Until I saw Barbie, and everything went spinning. Silly, I know. You would think working a 9-5 where I literally talk all day to people about the ways they escaped a death of their own making, something would’ve jogged my memory sooner. But I always just chalked up the flickers of remembrance to empathy and clocked out for the day. So somehow, a lifeless doll choosing to be a living, breathing human (and ironically, mortal), got things to click for me. And what now?
Remembering feels painfully tight, like a migraine spilling out behind my eyes, but I know that what’s to come will feel infinitely worse and more anxiety-producing. People always say coming out is a process, is a lifetime occasion, but I exhaust the search engine, and there’s no information for how to come out to your platonic and romantic loved ones as a ghost – or how to tell them that the whole thing’s your fault entirely. What should I say? “So, I’ve been meaning to tell you, I see dead people when I look in the mirror (it’s me, I’m dead).” Or “You know that horror movie that gave you nightmares, well, funnily enough…”

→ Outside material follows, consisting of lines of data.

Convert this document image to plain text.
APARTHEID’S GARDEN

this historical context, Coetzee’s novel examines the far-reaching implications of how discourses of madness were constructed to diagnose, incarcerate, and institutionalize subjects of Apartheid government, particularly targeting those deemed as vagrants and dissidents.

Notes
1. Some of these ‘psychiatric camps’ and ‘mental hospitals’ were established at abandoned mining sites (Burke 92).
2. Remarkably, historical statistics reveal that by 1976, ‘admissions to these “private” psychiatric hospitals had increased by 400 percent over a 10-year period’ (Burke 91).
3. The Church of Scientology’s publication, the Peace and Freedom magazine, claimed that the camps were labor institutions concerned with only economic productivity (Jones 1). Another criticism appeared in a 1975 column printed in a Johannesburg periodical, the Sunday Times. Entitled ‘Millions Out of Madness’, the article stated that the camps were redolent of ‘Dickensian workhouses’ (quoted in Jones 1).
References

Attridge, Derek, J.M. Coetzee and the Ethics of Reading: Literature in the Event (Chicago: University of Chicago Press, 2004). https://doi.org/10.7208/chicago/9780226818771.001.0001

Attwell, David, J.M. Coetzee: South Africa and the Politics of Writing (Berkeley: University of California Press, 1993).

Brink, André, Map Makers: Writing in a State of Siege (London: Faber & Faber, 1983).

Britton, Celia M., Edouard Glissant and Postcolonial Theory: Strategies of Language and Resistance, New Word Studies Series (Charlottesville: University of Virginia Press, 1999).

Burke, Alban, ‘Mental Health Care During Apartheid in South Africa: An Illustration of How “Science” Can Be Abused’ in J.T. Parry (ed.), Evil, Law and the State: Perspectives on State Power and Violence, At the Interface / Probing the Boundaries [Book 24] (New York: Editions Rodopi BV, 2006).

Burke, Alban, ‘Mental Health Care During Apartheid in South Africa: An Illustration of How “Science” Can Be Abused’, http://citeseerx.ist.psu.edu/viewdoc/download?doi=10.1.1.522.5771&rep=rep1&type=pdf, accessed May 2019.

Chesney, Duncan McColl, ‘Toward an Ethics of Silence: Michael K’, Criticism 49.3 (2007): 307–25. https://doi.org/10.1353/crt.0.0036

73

Also, ghostliness is so underwhelming, and dare I say, heteronormative. I always thought if I was going to be something supernatural I’d at least get to be something a little queer-coded: a vampire or werewolf, mothman, a fairy even (even if it’s a bit on the nose).
Tell me — how do I tell my lover, my love, that every time they kiss me I feel a bit more solid, a bit more real, but that they are also fully exempt from any responsibility to tether me here? How would you tell your chosen family that you’re not the person they thought you were, not entirely? That you’re not all there, or that you may not even exist, at all?
I guess this is me, trying.
p.s. I’ve heard that All of Us Strangers has good ghost representation and a nuanced coming out story, so I may check that out.
p.p.s. If you have ghost-identified, or at the very least ghost-allied therapist recommendations that do sliding scale, please hmu!